La terza interpretazione è che Tremonti voglia intervenire anche fuori dal pubblico impiego, nel settore privato. Anche qui avrebbe delle leve da muovere. Ad esempio, può aumentare i costi del licenziamento individuale e limitare i casi di licenziamento collettivo per motivi economici. Tutto ciò renderebbe più sicuro il posto “fisso” di chi un lavoro a tempo indeterminato ce l’ha già. Ma esporrebbe ancora di più i lavoratori precari al rischio di licenziamento (già oggi di otto volte superiore a quello per i lavoratori con contratti permanenti).

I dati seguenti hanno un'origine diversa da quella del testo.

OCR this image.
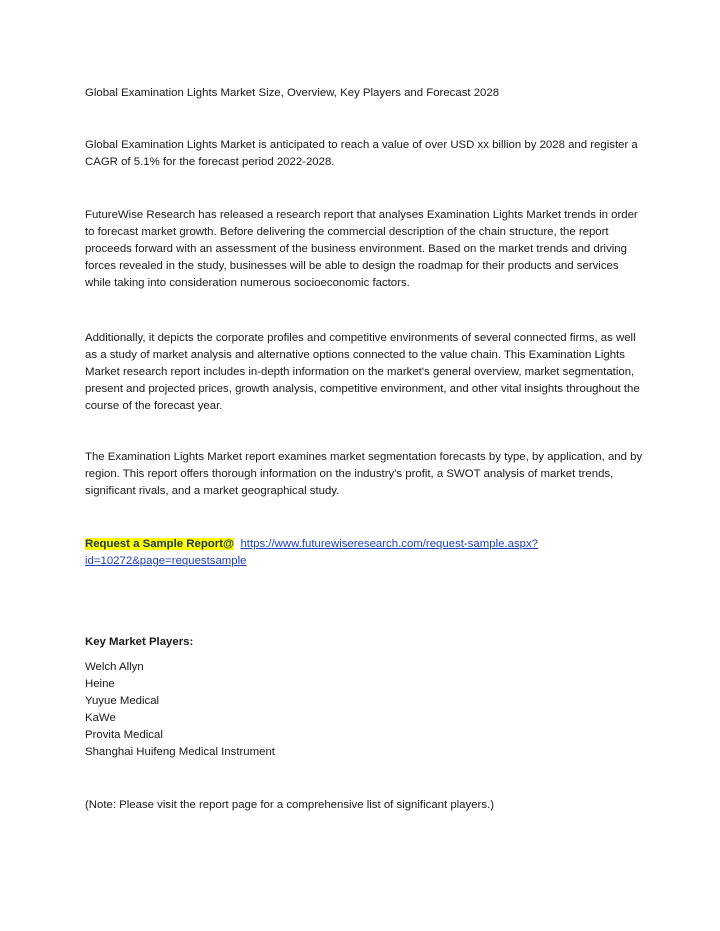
Global Examination Lights Market Size, Overview, Key Players and Forecast 2028

Global Examination Lights Market is anticipated to reach a value of over USD xx billion by 2028 and register a CAGR of 5.1% for the forecast period 2022-2028.

FutureWise Research has released a research report that analyses Examination Lights Market trends in order to forecast market growth. Before delivering the commercial description of the chain structure, the report proceeds forward with an assessment of the business environment. Based on the market trends and driving forces revealed in the study, businesses will be able to design the roadmap for their products and services while taking into consideration numerous socioeconomic factors.

Additionally, it depicts the corporate profiles and competitive environments of several connected firms, as well as a study of market analysis and alternative options connected to the value chain. This Examination Lights Market research report includes in-depth information on the market's general overview, market segmentation, present and projected prices, growth analysis, competitive environment, and other vital insights throughout the course of the forecast year.

The Examination Lights Market report examines market segmentation forecasts by type, by application, and by region. This report offers thorough information on the industry's profit, a SWOT analysis of market trends, significant rivals, and a market geographical study.

Request a Sample Report@ https://www.futurewiseresearch.com/request-sample.aspx?id=10272&page=requestsample

Key Market Players:

Welch Allyn
Heine
Yuyue Medical
KaWe
Provita Medical
Shanghai Huifeng Medical Instrument

(Note: Please visit the report page for a comprehensive list of significant players.)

Tremonti sa bene che non si può garantire il posto fisso a tutti. Neanche in un’economia pianificata. Lo si può fare per alcuni lavoratori scaricando tutti i rischi su chi è lasciato fuori, ad esempio i lavoratori temporanei e i disoccupati. Quello che si può fare è garantire a tutti protezione contro il rischio di perdere il lavoro, riformando gli ammortizzatori sociali in modo tale da offrire copertura assicurativa a tutti. Si può anche ridurre il dualismo fra lavoratori con contratti temporanei e contratti permanenti, cambiando le regole di accesso al mercato del lavoro per consentire a tutti un ingresso dalla porta principale. Ciò può avvenire attraverso la creazione di un sistema di tutele progressive per il lavoratore che aumenti con la durata del rapporto di lavoro. Questo è l’unico modo per permettere che la stabilizzazione dei precari avvenga senza distruggere posti di lavoro.

GINO GIUGNI: UNA LEZIONE SCOMODA PER TUTTI, A DESTRA E A SINISTRA *

Gino Giugni è scomparso nei giorni scorsi. Uomo-cerniera fra il movimento sindacale e le istituzioni democratiche, è stato un ottimo politico perché ha sempre esercitato il potere soltanto con l’intento di realizzare il modello di democrazia e di giustizia da lui stesso affinato in una vita di studio e di dialogo aperto con tutte le correnti culturali più vive e feconde. “Padre” dello Statuto dei lavoratori, ha colto già negli anni Novanta la necessità di un adattamento ai tempi nuovi di tutto il diritto del lavoro, compresa la materia dei licenziamenti.